Pada Rabu lalu, Menteri Luar Negeri Jose Manuel Albares, bersama Ratu Spanyol, melepas keberangkatan tim sukarelawan dari Bandara Adolfo Suarez Madrid-Barajas. Tim tersebut terdiri dari tenaga kesehatan, ahli logistik, serta juru masak untuk mendukung operasional rumah sakit lapangan START yang dikelola oleh Badan Kerja Sama Pembangunan Internasional Spanyol (AECID). Rumah sakit tersebut dijadwalkan mulai beroperasi dalam waktu 36 jam setelah tiba di lokasi gempa, menyediakan layanan kesehatan dan penanganan darurat secara mandiri.
Sebagai bagian dari bantuan, Madrid juga akan mengalokasikan tambahan dana sebesar 300.000 euro atau sekitar 341.000 dolar AS untuk mendukung pemulihan di Venezuela.
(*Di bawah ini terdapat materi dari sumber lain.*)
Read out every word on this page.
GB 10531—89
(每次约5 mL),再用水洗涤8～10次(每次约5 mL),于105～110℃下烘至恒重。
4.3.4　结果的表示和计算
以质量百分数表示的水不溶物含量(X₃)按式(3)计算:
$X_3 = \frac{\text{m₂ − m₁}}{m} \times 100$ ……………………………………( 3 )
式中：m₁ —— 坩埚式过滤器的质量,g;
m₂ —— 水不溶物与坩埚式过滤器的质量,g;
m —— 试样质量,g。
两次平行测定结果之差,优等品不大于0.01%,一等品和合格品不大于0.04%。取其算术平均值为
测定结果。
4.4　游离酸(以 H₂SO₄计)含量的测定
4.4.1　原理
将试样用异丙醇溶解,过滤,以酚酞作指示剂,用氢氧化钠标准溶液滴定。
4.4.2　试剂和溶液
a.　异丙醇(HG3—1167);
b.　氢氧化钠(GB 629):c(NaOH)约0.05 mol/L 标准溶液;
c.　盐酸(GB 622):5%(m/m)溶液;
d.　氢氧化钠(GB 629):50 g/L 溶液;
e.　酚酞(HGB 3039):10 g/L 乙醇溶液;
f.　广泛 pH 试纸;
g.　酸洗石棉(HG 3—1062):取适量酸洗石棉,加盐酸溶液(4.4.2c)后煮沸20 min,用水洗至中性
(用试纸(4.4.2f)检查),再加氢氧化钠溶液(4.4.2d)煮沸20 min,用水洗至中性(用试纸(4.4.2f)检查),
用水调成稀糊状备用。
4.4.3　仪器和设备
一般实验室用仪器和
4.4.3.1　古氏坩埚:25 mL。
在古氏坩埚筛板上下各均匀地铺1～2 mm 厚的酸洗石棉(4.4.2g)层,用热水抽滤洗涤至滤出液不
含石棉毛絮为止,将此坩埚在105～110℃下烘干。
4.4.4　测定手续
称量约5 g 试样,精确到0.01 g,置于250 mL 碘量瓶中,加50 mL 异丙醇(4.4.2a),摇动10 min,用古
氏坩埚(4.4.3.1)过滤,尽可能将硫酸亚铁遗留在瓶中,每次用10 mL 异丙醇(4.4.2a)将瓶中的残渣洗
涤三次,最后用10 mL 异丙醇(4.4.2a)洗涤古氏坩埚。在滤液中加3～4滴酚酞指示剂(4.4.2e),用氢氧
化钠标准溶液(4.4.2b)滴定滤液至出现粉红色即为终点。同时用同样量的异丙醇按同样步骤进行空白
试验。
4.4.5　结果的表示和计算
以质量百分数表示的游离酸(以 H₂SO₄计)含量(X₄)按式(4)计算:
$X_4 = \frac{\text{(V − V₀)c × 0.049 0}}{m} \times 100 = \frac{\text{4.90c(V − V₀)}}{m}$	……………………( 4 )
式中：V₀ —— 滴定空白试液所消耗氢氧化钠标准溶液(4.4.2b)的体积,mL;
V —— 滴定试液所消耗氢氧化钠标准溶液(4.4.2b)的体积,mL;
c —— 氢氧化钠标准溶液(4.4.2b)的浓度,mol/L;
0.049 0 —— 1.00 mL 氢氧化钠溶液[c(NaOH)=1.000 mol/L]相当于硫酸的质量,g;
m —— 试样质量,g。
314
Sebelumnya, Spanyol telah mengirimkan 63 personel penyelamat dan sembilan anjing pelacak, serta menyalurkan bantuan darurat senilai 1 juta euro melalui Palang Merah internasional.
Sementara itu, Pemerintah Swedia mengikuti langkah serupa dengan mengumumkan bantuan kemanusiaan senilai 25 juta krona, atau sekitar 2,56 juta dolar AS, untuk mendistribusikan paket pangan, akses air bersih, dan tempat penampungan bagi masyarakat rentan.
Venezuela diguncang dua gempa bumi berkekuatan magnitudo 7,2 dan 7,5 dalam seminggu terakhir, yang menyebabkan jumlah korban jiwa meningkat hingga 2.295 orang, dengan lebih dari 11.267 orang lainnya menderita luka-luka.